Durante este largo primer año de invasión anglo-estadounidense de Irak, el Ejército de EEUU --la única fuerza que podía imponer su ley-- se ha desentendido de la seguridad general del país, como se demostró con los atentados que forzaron la retirada de la ONU y de muchas ONG, incluida la Cruz Roja. Los militares norteamericanos se limitaron a atrincherarse en sus cuarteles y en la zona verde de Bagdad, fortines de los que sólo salían para acometer operaciones de castigo contra los insurgentes, al más puro estilo de un ejército de ocupación. Al final, esa estrategia de mínimo esfuerzo --diseñada por el vicepresidente Cheney para ahorrar despliegue bélico y criticada por muchos altos mandos del Pentágono-- ha dado los peores frutos que se podían esperar: el caos se ha adueñado de la situación y la comunidad internacional huye en desbandada del campo de batalla.
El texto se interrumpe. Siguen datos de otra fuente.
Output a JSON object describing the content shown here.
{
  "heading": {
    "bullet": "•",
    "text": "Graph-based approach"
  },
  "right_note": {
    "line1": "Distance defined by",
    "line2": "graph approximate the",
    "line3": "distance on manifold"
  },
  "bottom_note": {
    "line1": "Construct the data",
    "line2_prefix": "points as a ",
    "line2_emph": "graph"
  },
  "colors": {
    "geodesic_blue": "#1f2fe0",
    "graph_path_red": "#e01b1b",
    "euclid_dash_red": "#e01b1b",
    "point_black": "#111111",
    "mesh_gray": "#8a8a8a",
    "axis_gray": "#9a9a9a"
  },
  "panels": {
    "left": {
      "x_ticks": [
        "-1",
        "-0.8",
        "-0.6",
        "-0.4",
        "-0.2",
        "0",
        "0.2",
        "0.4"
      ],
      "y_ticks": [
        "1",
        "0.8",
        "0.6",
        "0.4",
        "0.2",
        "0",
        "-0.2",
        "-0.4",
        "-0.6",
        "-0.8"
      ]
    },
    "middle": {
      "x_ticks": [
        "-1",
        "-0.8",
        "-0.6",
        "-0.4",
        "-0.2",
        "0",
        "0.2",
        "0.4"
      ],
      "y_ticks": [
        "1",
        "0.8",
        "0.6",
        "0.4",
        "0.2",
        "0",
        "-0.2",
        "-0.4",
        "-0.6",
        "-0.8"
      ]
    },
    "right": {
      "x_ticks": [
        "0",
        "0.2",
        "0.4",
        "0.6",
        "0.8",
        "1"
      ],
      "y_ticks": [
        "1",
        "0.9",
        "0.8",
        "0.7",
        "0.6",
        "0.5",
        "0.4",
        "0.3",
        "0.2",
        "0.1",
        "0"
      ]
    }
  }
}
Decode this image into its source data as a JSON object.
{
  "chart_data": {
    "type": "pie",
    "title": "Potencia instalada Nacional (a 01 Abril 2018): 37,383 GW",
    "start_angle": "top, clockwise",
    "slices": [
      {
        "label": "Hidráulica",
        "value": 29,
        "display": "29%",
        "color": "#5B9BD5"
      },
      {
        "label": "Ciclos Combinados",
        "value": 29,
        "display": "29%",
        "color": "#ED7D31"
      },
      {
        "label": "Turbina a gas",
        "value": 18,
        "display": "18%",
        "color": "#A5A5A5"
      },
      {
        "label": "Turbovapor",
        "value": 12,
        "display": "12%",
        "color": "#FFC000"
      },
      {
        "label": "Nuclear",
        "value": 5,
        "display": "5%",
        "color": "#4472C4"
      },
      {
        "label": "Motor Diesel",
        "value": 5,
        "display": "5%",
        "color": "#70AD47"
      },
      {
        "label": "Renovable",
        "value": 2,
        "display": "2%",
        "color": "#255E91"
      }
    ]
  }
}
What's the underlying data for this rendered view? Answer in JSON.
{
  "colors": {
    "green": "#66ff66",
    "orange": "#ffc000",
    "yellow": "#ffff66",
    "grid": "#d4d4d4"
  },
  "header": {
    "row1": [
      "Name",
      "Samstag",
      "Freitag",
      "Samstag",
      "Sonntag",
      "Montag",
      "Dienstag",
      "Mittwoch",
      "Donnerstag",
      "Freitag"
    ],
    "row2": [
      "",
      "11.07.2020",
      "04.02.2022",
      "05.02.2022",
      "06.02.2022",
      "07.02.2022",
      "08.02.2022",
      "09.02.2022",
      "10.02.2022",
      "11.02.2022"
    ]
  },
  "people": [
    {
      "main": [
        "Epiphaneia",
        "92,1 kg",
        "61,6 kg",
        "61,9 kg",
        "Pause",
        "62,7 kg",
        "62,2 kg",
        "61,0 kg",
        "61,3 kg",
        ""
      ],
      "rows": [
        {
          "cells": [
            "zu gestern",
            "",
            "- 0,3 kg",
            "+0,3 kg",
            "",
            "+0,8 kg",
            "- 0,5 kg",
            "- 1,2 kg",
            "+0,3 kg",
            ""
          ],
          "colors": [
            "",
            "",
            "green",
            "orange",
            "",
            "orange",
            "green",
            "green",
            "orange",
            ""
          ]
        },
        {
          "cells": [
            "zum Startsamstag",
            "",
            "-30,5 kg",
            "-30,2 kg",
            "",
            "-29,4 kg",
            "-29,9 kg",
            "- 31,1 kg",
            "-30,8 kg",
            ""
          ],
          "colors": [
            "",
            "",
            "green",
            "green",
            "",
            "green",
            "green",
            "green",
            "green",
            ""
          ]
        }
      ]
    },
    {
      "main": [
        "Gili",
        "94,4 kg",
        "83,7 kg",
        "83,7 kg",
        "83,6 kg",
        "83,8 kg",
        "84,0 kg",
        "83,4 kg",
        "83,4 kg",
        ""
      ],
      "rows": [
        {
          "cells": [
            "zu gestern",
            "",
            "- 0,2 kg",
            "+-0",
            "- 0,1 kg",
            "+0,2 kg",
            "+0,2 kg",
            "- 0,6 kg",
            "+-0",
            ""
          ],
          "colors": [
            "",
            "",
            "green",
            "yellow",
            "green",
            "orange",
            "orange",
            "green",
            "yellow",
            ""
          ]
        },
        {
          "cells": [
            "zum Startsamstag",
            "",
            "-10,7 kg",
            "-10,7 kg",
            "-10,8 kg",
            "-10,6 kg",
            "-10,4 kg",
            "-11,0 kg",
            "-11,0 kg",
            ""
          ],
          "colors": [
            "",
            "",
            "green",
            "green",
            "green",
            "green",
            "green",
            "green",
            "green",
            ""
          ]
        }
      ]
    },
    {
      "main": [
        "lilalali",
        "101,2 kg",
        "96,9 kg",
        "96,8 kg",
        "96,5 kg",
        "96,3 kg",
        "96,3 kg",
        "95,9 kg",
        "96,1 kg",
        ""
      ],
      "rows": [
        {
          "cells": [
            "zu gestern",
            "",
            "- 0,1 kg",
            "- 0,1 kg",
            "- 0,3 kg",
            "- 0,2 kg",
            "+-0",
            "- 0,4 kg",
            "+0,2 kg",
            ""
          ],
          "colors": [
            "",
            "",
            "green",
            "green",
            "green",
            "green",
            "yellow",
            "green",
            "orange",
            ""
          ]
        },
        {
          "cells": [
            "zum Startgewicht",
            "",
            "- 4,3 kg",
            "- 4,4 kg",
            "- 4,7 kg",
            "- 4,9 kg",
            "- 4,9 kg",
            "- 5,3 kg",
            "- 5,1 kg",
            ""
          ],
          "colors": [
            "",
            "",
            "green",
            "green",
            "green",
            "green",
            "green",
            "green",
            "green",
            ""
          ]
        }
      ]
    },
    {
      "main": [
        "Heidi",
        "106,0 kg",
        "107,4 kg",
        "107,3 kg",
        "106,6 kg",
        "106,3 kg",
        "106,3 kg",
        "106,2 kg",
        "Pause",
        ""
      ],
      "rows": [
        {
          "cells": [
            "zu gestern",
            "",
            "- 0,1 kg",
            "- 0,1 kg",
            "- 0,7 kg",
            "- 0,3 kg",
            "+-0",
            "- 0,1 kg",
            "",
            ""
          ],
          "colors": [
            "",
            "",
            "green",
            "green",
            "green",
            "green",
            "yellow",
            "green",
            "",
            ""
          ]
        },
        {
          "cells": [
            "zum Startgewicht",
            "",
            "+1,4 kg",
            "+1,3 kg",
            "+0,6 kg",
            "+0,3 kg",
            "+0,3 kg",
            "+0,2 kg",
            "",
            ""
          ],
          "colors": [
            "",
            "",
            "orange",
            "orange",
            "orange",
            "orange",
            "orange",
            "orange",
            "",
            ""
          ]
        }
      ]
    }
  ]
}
Aun así, la Casa Blanca parece ser ya la única que hace caso omiso de las señales de alarma y se empeña en reiterar que pondrá fin a la rebelión shií por la fuerza y acabará con los secuestradores de extranjeros por el mismo método. Un sistema que ha fallado a todas luces en la guerra contra el terrorismo y que va por el mismo camino en Irak.